You are mixing up your logic and your rendering here. I assume you are calling draw() from a loop?

I'll go through some of the code with words:

1) we are going tro draw what is going on. (call the draw method)

2) we make a new board object.

3) we loop through every item on the board and set each item to be BLANK;

4) we draw a checkerboard

5) we throw away the board object

If you think about it, you dont want to be making a new board object every time you want to draw it on the screen, or set everything to blank in the panting, or throw it away afterwards.


What you need to do to make it work better is a few things

1) you board object needs to be a global variable (or a field of the class), this way any method can use it (modify it/read it) at any time - not just the one that created it.
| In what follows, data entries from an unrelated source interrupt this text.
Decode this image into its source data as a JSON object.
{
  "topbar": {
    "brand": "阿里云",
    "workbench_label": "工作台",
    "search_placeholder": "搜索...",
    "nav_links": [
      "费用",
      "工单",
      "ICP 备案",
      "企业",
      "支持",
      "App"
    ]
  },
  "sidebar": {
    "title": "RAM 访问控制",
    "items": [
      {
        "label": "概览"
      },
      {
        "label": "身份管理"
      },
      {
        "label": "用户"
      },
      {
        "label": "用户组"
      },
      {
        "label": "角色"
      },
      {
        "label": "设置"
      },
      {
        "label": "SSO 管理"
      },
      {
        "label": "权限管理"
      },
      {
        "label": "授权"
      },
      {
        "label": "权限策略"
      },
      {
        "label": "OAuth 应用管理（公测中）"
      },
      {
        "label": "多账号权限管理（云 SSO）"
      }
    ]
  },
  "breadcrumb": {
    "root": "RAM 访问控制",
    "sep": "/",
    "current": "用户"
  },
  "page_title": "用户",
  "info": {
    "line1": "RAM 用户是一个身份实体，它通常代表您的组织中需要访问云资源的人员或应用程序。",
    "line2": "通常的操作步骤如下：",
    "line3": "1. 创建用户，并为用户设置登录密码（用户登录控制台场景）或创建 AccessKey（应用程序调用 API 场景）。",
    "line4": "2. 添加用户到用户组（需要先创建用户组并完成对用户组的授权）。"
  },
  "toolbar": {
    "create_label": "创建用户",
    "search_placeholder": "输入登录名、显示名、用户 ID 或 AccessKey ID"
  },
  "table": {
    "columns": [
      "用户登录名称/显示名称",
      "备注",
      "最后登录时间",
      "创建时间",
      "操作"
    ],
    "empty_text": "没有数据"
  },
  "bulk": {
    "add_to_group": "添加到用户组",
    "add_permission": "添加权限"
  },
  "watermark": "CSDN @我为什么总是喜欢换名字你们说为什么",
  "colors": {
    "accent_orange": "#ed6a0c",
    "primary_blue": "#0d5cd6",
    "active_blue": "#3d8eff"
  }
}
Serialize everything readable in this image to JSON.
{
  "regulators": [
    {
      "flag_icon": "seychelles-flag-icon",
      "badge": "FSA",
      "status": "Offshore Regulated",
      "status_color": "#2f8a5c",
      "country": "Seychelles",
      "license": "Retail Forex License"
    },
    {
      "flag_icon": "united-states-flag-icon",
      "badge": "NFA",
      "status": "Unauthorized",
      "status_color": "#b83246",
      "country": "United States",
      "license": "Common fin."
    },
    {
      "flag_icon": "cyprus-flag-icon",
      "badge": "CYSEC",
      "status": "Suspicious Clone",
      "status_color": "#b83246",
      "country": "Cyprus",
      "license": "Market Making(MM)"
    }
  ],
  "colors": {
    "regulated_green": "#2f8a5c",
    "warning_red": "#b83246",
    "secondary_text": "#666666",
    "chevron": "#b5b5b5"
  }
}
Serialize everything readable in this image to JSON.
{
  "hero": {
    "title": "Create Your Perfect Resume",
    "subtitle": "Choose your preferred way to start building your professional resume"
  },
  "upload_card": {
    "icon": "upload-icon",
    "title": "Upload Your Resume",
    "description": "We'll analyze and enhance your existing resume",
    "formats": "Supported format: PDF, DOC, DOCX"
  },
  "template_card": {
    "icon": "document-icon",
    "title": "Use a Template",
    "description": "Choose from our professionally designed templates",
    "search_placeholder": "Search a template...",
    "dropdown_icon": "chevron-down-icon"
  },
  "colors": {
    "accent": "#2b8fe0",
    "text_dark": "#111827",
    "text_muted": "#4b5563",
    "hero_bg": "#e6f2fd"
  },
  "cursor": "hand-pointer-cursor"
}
2) you need to set up your board object before doing any drawing, a simple way to do this would be to do it in the constructor or a "initializeGame" method - in this you can loop through it and set the appropriate tiles to BLANK or WHITE or BLUE (and have loading from file options later etc etc) and is only called once before the game loop.

3) your drawing object should really only be reading things. It shouldn't ever need to modify an object related object (such as where the towers/pieces are ie the board) its simply to read whats going on, and draw it - eg:

for (int row = 0; row < 8; row++){ // declairing row/col here will make things clearer
  for(int col=0; col < 8; col++){  // in the long run
     if (board[row][col] == BLUE)
     {
         g.setColor(Color.red);
     }
     else if (board[row][col] == WHITE)
     {
         g.setColor(Color.black);
     }
     if (board[row][col] != BLANK)
     {
        drawCounter(row,col);
     }
}

It's probably worth doing to build a few strategy games in the command line before you try to combine strategy and GUI programming.

Othello isn't too hard to implement, and you can even make the computer play a respectable game. Try playing that on the command line (drawing a new board for each move) and writing it so it can be extended to a GUI. (ie, separating the rendering from the logic). Then, when you have it working on the command line, figure out how to extend it to a GUI.

This would require you to think of the user interface as an object. One way to do this would be to think about what sorts of things the logic of the program is going to need the interface to do for it. For example, you might want it to get a move from the player. You don't want "get a move" to put that move on the screen, because it might not be a valid move, so maybe you want it to "display a move" (for Othello, that would be a pair of coordinates and a player ID, white or black). "Display a move" in othello might involve flipping other pieces - in fact, it'll have to. Probably you want a way to tell the interface to redraw the board to reflect flipped pieces. It might be easiest to do this by just passing a new grid to your interface, you'll have to think about it.
You'll also maybe want to be able to reject a move - if someone tries a play that doesn't flip an opposing piece, for example. This would tell the UI to prompt the player for a better move.

Notice how none of this tells the interface how to display the board or what sort of input it should accept - you can implement this on a CLI, or on a GUI, or on some speaking device for the visually not-as-able, it doesn't matter. It also keeps the interface from ever thinking about the rules of the game - the interface doesn't care, and it shouldn't (any more than you want a chess board to know the rules of chess).

You'll probably find your tower game easier to program if you try a few simpler things first, as I said before.